IRS proposal would nix signature requirement on form extension requests

The Internal Revenue Service has proposed removing a small but irritating problem for many employee benefit plan sponsors, according to a recent Segal Compliance Alert.

The rule, published in the June 21, 2012, Federal Register, concerns the process for obtaining an automatic extension for filing deferred vested benefit information with the IRS and eliminates the requirement that the extension request be signed. Plans may follow the proposed rule for extension requests filed on and after June 21, 2012.

The IRS has clarified that extensions can be requested for no more than three plans on one Form 5558. In the past, some plan sponsors who sponsored more than three plans (including both retirement and health plans) would attach a list of all of their plans to a single Form 5558. The IRS has now clarified that these lists will no longer be processed.

Pension and savings plans subject to the vesting rules in Section 203 of the Employee Retirement Income Security Act (ERISA) are required to report information about terminated participants with deferred vested benefits to the IRS, on an annual basis. Through the 2008 plan year, this reporting was done as part of a plan’s annual report on the Schedule SSA to the Form 5500. Beginning with the 2009 plan year, however, Schedule SSA was discontinued, and the deferred vested participant information started to be filed separately with the IRS on a new form, the Form 8955-SSA named Annual Registration Statement Identifying Separated Participants with Deferred Vested Benefits, Segal explains.
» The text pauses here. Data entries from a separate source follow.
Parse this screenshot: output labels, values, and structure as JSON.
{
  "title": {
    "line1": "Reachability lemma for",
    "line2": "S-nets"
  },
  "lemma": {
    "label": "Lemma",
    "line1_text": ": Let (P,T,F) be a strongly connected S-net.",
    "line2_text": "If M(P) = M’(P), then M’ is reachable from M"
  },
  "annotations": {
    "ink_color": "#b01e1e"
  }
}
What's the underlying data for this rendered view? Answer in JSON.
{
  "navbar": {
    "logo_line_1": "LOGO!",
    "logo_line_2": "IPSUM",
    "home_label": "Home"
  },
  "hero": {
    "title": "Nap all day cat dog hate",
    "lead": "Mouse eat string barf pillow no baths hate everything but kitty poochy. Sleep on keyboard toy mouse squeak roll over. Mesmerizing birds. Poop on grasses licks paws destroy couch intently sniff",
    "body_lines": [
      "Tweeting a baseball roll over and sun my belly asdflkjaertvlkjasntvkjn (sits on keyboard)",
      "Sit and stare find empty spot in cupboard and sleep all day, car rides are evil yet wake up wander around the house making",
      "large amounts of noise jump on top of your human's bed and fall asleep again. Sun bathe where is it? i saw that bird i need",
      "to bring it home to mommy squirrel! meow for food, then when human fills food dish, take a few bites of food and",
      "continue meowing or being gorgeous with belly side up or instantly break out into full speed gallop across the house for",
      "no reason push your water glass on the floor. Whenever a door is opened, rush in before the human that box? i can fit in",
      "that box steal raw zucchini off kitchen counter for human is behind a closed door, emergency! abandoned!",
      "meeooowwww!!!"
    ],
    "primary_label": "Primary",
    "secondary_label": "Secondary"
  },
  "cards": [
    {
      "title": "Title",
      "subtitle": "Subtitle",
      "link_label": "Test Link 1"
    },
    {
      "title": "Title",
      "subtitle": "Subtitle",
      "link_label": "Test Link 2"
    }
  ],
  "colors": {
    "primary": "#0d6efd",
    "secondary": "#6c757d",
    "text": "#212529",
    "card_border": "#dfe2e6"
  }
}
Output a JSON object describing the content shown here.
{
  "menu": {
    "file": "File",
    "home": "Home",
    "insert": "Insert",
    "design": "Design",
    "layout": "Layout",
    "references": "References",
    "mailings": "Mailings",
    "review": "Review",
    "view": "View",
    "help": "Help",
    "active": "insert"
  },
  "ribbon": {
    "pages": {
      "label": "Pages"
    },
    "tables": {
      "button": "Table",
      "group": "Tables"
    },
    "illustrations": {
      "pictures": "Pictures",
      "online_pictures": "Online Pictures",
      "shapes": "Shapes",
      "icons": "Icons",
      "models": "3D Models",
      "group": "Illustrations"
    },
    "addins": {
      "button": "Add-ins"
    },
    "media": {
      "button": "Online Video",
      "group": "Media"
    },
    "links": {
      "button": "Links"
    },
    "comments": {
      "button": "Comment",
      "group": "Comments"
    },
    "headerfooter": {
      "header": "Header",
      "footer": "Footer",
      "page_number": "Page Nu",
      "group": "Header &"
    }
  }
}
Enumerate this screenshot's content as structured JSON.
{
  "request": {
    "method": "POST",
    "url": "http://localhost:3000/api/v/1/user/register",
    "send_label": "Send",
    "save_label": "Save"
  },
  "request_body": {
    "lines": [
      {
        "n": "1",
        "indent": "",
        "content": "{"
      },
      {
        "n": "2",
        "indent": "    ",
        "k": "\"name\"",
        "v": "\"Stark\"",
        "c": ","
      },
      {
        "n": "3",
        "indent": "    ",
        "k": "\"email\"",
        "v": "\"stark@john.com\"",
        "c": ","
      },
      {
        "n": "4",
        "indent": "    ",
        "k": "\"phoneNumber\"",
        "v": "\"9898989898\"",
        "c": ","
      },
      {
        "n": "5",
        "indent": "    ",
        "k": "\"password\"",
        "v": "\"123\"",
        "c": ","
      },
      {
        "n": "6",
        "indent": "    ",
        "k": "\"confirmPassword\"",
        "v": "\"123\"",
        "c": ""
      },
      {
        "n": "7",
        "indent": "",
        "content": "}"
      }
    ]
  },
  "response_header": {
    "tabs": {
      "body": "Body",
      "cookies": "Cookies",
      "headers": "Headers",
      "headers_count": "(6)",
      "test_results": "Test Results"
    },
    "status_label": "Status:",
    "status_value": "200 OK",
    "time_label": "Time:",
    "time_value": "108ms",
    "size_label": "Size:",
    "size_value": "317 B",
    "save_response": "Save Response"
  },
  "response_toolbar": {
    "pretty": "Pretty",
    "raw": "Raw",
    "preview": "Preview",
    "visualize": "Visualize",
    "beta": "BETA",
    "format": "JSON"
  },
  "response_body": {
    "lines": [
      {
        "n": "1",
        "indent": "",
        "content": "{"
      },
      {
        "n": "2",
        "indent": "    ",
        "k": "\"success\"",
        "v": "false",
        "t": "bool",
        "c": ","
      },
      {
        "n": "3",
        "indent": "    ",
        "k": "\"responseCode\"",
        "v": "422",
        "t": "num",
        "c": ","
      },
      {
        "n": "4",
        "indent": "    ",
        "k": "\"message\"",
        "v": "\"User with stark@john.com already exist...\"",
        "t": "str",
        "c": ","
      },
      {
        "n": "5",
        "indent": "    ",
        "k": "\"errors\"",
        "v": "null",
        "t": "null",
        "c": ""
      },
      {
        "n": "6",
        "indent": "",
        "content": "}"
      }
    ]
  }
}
Although the Form 8955-SSA currently has no connection with the Form 5500, the two filings continue to follow the same timetable: both are due on the last day of the seventh month after the close of the plan year and both are permitted to request an automatic two and one-half month extension. For many plans, both continue to be prepared by the same service provider.

The proposed rule relates to the form that is used to request the automatic two and one-half month extension for the Form 5500 and now the Form 8955-SSA. That form is the Form 5558 named Application for Extension of Time to File Certain Employee Benefit Return. (It also is used to request an extension for filing the Form 5330, the form used to make certain excise tax payments.)

When the Form 5558 was revised to accommodate the Form 8955-SSA extension request, because of technicalities in the authorizing regulations, it required that the plan sponsor or administrator sign the request for the Form 8955-SSA extension, even though no signature is currently, or has ever been, required for a Form 5500 extension. This requirement complicates the extension request process, particularly for plans that use service providers to prepare their extension filings, because of the extra step – getting a signature – for the Form 8955-SSA extension, according to Segal.

After the revised Form 5558 was issued, the IRS received comments indicating that the signature requirement appeared to be unnecessary, was confusing, and could cause filing delays. The IRS agreed because, just in time for the 2011 plan year filing season, it issued the proposed rule which states that, as of June 21, 2012, a signature is no longer required for an automatic extension for Form 8955-SSA, the consulting firm states.